Por outro lado os testamentos especiais são provisórios, porque caducará se o testador não morrer nos 90 dias subsequentes, após se encontrar em lugar onde podia testar pela forma ordinária. No entanto, testamento militar cerrado pode ser definitivo, desde que preencha as formalidades previstas no art. 1.894, Parágrafo único.

Não se admite qualquer outra forma de testamento, salvo na hipótese do estrangeiro que elabora o seu testamento no exterior.
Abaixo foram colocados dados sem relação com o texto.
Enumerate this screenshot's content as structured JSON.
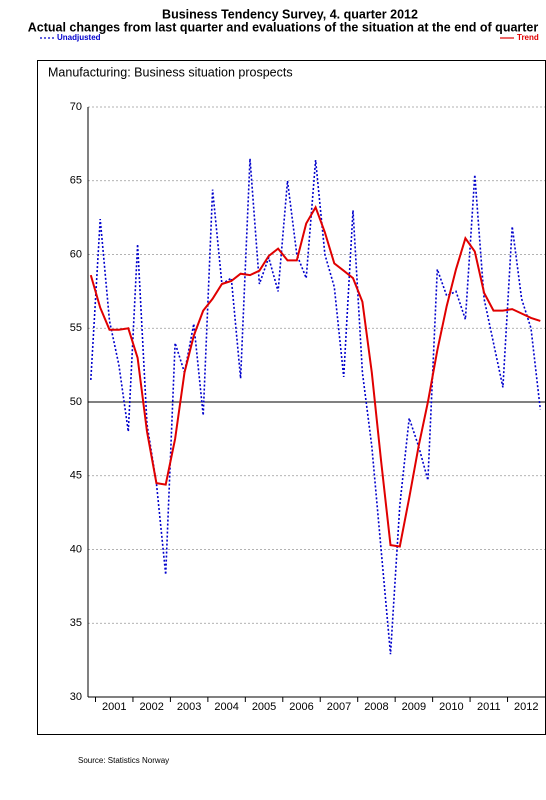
{
  "chart_data": {
    "type": "line",
    "title": "Business Tendency Survey, 4. quarter 2012",
    "subtitle": "Actual changes from last quarter and evaluations of the situation at the end of quarter",
    "panel_title": "Manufacturing:   Business situation prospects",
    "source": "Source: Statistics Norway",
    "x": [
      2000.875,
      2001.125,
      2001.375,
      2001.625,
      2001.875,
      2002.125,
      2002.375,
      2002.625,
      2002.875,
      2003.125,
      2003.375,
      2003.625,
      2003.875,
      2004.125,
      2004.375,
      2004.625,
      2004.875,
      2005.125,
      2005.375,
      2005.625,
      2005.875,
      2006.125,
      2006.375,
      2006.625,
      2006.875,
      2007.125,
      2007.375,
      2007.625,
      2007.875,
      2008.125,
      2008.375,
      2008.625,
      2008.875,
      2009.125,
      2009.375,
      2009.625,
      2009.875,
      2010.125,
      2010.375,
      2010.625,
      2010.875,
      2011.125,
      2011.375,
      2011.625,
      2011.875,
      2012.125,
      2012.375,
      2012.625,
      2012.875
    ],
    "series": [
      {
        "name": "Unadjusted",
        "color": "#0000cc",
        "dash": true,
        "values": [
          51.5,
          62.4,
          55.5,
          52.5,
          48.0,
          60.7,
          48.5,
          44.5,
          38.3,
          54.0,
          52.0,
          55.3,
          49.1,
          64.4,
          58.0,
          58.4,
          51.6,
          66.5,
          58.0,
          59.8,
          57.5,
          65.0,
          60.0,
          58.4,
          66.4,
          60.0,
          57.8,
          51.7,
          63.0,
          52.0,
          47.0,
          40.0,
          32.9,
          43.0,
          48.9,
          47.0,
          44.7,
          59.0,
          57.2,
          57.5,
          55.6,
          65.4,
          57.0,
          54.0,
          51.0,
          61.9,
          57.0,
          55.0,
          49.5
        ]
      },
      {
        "name": "Trend",
        "color": "#e00000",
        "dash": false,
        "values": [
          58.6,
          56.4,
          54.9,
          54.9,
          55.0,
          53.0,
          48.0,
          44.5,
          44.4,
          47.5,
          52.0,
          54.5,
          56.2,
          57.0,
          58.0,
          58.2,
          58.7,
          58.6,
          58.9,
          59.9,
          60.4,
          59.6,
          59.6,
          62.1,
          63.2,
          61.5,
          59.4,
          58.9,
          58.4,
          56.8,
          52.0,
          46.0,
          40.3,
          40.2,
          43.5,
          47.0,
          50.0,
          53.5,
          56.5,
          59.0,
          61.1,
          60.2,
          57.4,
          56.2,
          56.2,
          56.3,
          56.0,
          55.7,
          55.5
        ]
      }
    ],
    "xlim": [
      2000.8,
      2013
    ],
    "xticks": [
      {
        "value": 2001.5,
        "label": "2001"
      },
      {
        "value": 2002.5,
        "label": "2002"
      },
      {
        "value": 2003.5,
        "label": "2003"
      },
      {
        "value": 2004.5,
        "label": "2004"
      },
      {
        "value": 2005.5,
        "label": "2005"
      },
      {
        "value": 2006.5,
        "label": "2006"
      },
      {
        "value": 2007.5,
        "label": "2007"
      },
      {
        "value": 2008.5,
        "label": "2008"
      },
      {
        "value": 2009.5,
        "label": "2009"
      },
      {
        "value": 2010.5,
        "label": "2010"
      },
      {
        "value": 2011.5,
        "label": "2011"
      },
      {
        "value": 2012.5,
        "label": "2012"
      }
    ],
    "ylim": [
      30,
      70
    ],
    "yticks": [
      30,
      35,
      40,
      45,
      50,
      55,
      60,
      65,
      70
    ],
    "reference_line": 50,
    "grid": true
  }
}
Neste caso, observa-se a lei do lugar da feitura do testamento, podendo este testamento ser cumprido no Brasil, ainda que tenha forma testamentária desconhecida diante das nossas leis.

De acordo com o art. 1.863, é proibido o testamento conjuntivo, seja ele simultâneo, recíproco ou correspectivo.
  • Testamento conjuntivo ou mancomunado: é aquele feito por duas pessoas num só instrumento. A lei não proíbe o testamento simultâneo, o recíproco e o correspectivo, desde que feito em documentos separados;
  • Testamentos simultâneos: são os que beneficiam uma terceira pessoa (ex.: o marido faz o seu testamento em favor de C; a mulher, por sua vez, também faz seu testamento em favor de C);
  • Testamentos recíprocos: são aqueles em que os testadores beneficiam-se mutuamente, sendo herdeiro o que sobreviver (ex.: marido faz testamento em favor da esposa; ela, por sua vez, faz testamento em favor do marido);
  • Testamentos correspectivos: são aqueles em que os testadores efetuam disposições em retribuição de outras correspondentes (ex.: B deixa, por testamento, uma casa para A em retribuição ao fato deste também ter lhe deixado, por testamento, um apartamento).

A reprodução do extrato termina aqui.